Some US states recognize the tort of "public disclosure of private facts" but that generally requires that at least a reasonable effort has been made to keep the facts private, and that a reasonable person would find the disclosure to be "highly offensive". This will not usually apply to the kind of situation described in the question, a social media or other web post showing a person "acting badly" in public. In addition, the very existence of this tort has been challenged on Constitutional grounds in the US, and many states do not recognize it.

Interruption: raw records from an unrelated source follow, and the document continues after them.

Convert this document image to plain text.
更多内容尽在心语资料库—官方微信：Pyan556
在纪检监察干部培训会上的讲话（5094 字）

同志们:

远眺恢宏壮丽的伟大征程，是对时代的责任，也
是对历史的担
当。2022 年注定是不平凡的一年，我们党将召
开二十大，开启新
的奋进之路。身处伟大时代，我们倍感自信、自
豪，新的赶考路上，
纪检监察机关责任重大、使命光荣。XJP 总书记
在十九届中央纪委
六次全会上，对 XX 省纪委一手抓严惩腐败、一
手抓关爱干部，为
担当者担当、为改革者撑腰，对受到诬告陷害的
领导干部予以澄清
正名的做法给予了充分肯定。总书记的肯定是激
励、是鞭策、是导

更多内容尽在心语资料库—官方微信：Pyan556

If the video as distributed is so edited or commented on as to give a seriously misleading impression, it may come under the tort of "false light" in some US states, or may constitute defamation by implication. That is, i9f a reasonable viewer might well draw a false conclusion, one that could injure the reputation of the person depicted, that might be something that the person could successfully sue on. But the plaintiff would need to establish that the conclusion is in fact false, that a reasonable viewer would be likely to draw it, and that it was in fact injurious. The plaintiff might also need to establish actual harm to reputation, depending on the details and the exact jurisdiction.

In countries other than the US, the laws may well be quite different. In some such countries, any use of a person's image without permission may be actionable.

The and other similar privacy laws require a lawful basis to distribute personal information tied to an identifiable natural person. A video of a person is certainly personal information (PI). GDPR Article 6 paragraphs 1(e) and 1(f) identify "processing is necessary for the performance of a task carried out in the public interest" and "processing is necessary for the purposes of the legitimate interests pursued by the controller or by a third party" as potential lawful bases.

Recital 153 of the GDPR says, in relevant part:

... The processing of personal data solely for journalistic purposes, or for the purposes of academic, artistic or literary expression should be subject to derogations or exemptions from certain provisions of this Regulation if necessary to reconcile the right to the protection of personal data with the right to freedom of expression and information, as enshrined in Article 11 of the Charter. 3This should apply in particular to the processing of personal data in the audiovisual field and in news archives and press libraries. ... In order to take account of the importance of the right to freedom of expression in every democratic society, it is necessary to interpret notions relating to that freedom, such as journalism, broadly.

Thus public reports of public actions of potential public interest may well be considered to have a lawful basis, and no0t be restricted by the GDPR.